The move, which Unilever (NYSE:) said has been in the works over the past year, echoes the reshaping by arch-rival Procter & Gamble (NYSE:) (P&G) three years ago https://www.reuters.com/article/us-procter-gamble-strategy-idUKKCN1ND37M when it created six similar business units, in its biggest reorganisation in two decades.

Alan Jope, Unilever CEO said that “moving to five categories-focused business group will enable us be more responsive to consumers and channel trends with crystal-clear accountability to deliver,”

Unilever, whose shares have fallen about 13% over the past year, last week effectively abandon https://www.reuters.com/business/retail-consumer/unilever-says-it-will-not-increase-50-bln-pound-offer-gsk-consumer-business-2022-01-19ed plans to buy GlaxoSmithKline’s (NYSE:) consumer healthcare business for 50 billion pounds ($67 billion).

GSK rejected its proposal. Investors criticized the idea as an expensive and dangerous distraction that would not allow it to deal with urgent challenges such as rising inflation in emerging markets or weakness in healthy food.

Days later, reports also emerged activist investor Nelson Peltz’s Trian Partners had been building a stake in Unilever, mirroring a previous investment and push for change at P&G and other consumer goods companies. Trian did not confirm that Unilever had been acquired by Trian Partners.

At P&G, Trian criticized the Tide detergent maker’s falling market share, low organic sales growth, aging brands, bureaucracy and excessive structural costs, among other things.

“Unilever happens to be here right now,” Barclays (LON:) analyst Warren Ackerman said. “Peltz tried Mondelez, Heinz and PepsiCo (NASDAQ) – all of the consumer goods companies.”

He added that investors may feel Unilever places too much emphasis on the environment and social strategy and less on its core business.

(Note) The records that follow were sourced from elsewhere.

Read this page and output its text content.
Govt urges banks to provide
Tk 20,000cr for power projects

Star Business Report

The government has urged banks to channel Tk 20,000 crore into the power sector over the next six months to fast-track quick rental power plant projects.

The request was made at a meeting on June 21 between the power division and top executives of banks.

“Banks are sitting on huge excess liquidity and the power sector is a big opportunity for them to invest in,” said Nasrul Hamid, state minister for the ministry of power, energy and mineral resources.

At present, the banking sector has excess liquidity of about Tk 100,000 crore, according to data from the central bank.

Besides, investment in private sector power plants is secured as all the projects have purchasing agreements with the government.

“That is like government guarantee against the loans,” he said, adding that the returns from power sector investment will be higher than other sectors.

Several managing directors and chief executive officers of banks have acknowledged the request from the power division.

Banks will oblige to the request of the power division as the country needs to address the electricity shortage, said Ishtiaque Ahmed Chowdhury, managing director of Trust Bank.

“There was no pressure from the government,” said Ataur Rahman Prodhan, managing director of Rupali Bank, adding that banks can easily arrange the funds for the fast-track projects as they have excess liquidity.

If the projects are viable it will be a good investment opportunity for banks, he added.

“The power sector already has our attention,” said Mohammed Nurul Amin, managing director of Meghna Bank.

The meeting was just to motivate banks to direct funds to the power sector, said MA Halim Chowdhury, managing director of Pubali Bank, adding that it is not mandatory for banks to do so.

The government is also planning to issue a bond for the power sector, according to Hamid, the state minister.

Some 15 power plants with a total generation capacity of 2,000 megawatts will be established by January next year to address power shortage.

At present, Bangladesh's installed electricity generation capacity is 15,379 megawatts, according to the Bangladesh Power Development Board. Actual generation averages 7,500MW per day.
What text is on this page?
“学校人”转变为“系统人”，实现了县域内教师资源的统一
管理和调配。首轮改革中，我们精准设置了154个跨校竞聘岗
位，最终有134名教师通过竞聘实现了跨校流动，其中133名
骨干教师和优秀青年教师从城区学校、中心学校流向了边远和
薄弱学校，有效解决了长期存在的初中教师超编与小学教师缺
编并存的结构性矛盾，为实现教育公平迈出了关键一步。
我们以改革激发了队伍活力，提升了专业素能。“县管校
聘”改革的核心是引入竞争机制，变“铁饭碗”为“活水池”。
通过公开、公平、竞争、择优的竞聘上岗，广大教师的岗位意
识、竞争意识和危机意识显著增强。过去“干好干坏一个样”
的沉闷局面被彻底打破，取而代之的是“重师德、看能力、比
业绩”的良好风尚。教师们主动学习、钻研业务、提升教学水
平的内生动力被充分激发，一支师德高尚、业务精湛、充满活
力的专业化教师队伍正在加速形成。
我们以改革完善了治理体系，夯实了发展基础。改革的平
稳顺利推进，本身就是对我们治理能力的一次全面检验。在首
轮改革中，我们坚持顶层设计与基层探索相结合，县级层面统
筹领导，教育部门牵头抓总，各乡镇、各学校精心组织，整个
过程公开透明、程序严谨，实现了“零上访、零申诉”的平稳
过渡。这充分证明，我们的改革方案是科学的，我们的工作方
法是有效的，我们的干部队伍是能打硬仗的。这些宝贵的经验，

Terry Smith, a British fund manager, criticized Unilever Thursday in a letter to Fundsmith LLP shareholders. He called the loss of GSK a “near-death experience” and urged the company’s leadership to concentrate on improving performance.

Smith was critical of Unilever’s “penchant for corporate gobbledegook that substitutes for effective action.”

Unilever, which can trace its roots back to an 1880s soap company in Britain, stated that the restructuring will not have any impact on factory workers.